In 2017, after ignoring Africa’s slaves for many years, Sharpton returned to the issue. The occasion was a CNN report on Arabs in Libya capturing and selling Africans as slaves which featured a video of an auction where a man was sold for $400. . . . For whatever reason, Sharpton never actually went to Libya, but he did meet with Libya’s UN ambassador Elmahdi Elmajerbi to discuss the problem—and made sure to get the photo-op. Just as with his trip to Sudan, however, Sharpton’s ire quickly faded and once again the slaves went down the memory hole.
Today, in five Arab and Muslim African countries—Sudan, Mauritania, Libya, Nigeria, and Algeria—blacks are enslaved. These are known realities, easily documented. Sharpton and Farrakhan ignored or denied the current-day plight of black people who are taken as slaves.
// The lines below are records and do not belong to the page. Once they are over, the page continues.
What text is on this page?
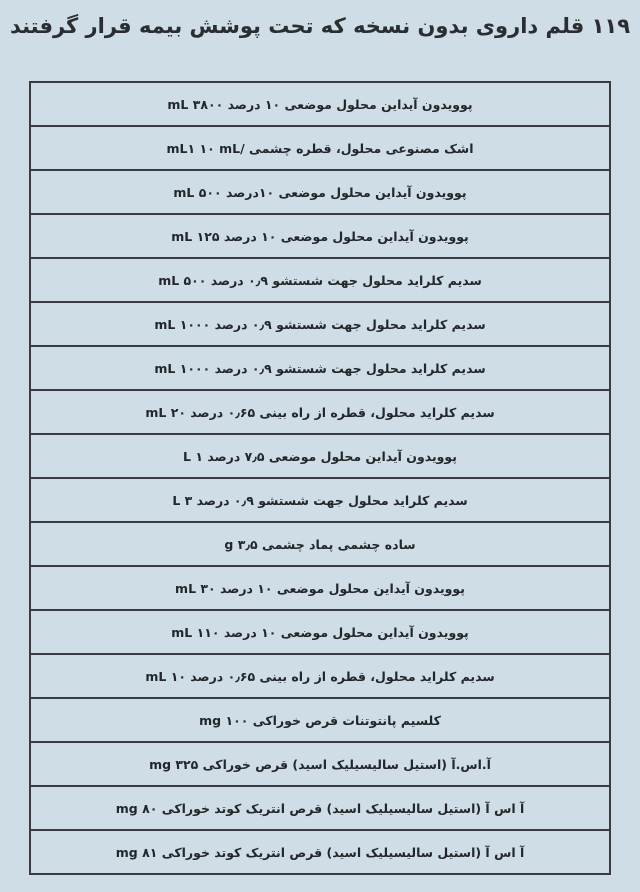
۱۱۹ قلم داروی بدون نسخه که تحت پوشش بیمه قرار گرفتند
پوویدون آیداین محلول موضعی ۱۰ درصد ۳۸۰۰ mL
اشک مصنوعی محلول، قطره چشمی /mL۱ ۱۰ mL
پوویدون آیداین محلول موضعی ۱۰درصد ۵۰۰ mL
پوویدون آیداین محلول موضعی ۱۰ درصد ۱۲۵ mL
سدیم کلراید محلول جهت شستشو ۰٫۹ درصد ۵۰۰ mL
سدیم کلراید محلول جهت شستشو ۰٫۹ درصد ۱۰۰۰ mL
سدیم کلراید محلول جهت شستشو ۰٫۹ درصد ۱۰۰۰ mL
سدیم کلراید محلول، قطره از راه بینی ۰٫۶۵ درصد ۲۰ mL
پوویدون آیداین محلول موضعی ۷٫۵ درصد ۱ L
سدیم کلراید محلول جهت شستشو ۰٫۹ درصد ۳ L
ساده چشمی پماد چشمی ۳٫۵ g
پوویدون آیداین محلول موضعی ۱۰ درصد ۳۰ mL
پوویدون آیداین محلول موضعی ۱۰ درصد ۱۱۰ mL
سدیم کلراید محلول، قطره از راه بینی ۰٫۶۵ درصد ۱۰ mL
کلسیم پانتوتنات قرص خوراکی ۱۰۰ mg
آ.اس.آ (استیل سالیسیلیک اسید) قرص خوراکی ۳۲۵ mg
آ اس آ (استیل سالیسیلیک اسید) قرص انتریک کوتد خوراکی ۸۰ mg
آ اس آ (استیل سالیسیلیک اسید) قرص انتریک کوتد خوراکی ۸۱ mg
They do so for two primary reasons; first, so as not to denigrate Islam, and secondly, to keep “America’s racism” a singular and unique focus, the benefits of which would be lost to them if blacks here knew that today, sadly, in some parts of the Islamic world, African men, women, and children are still in bondage, captured, bought, and sold as chattel.
Al Sharpton heard the groans of enslaved black Africans, saw their tears, and then, seeing the way the wind was blowing, ran away.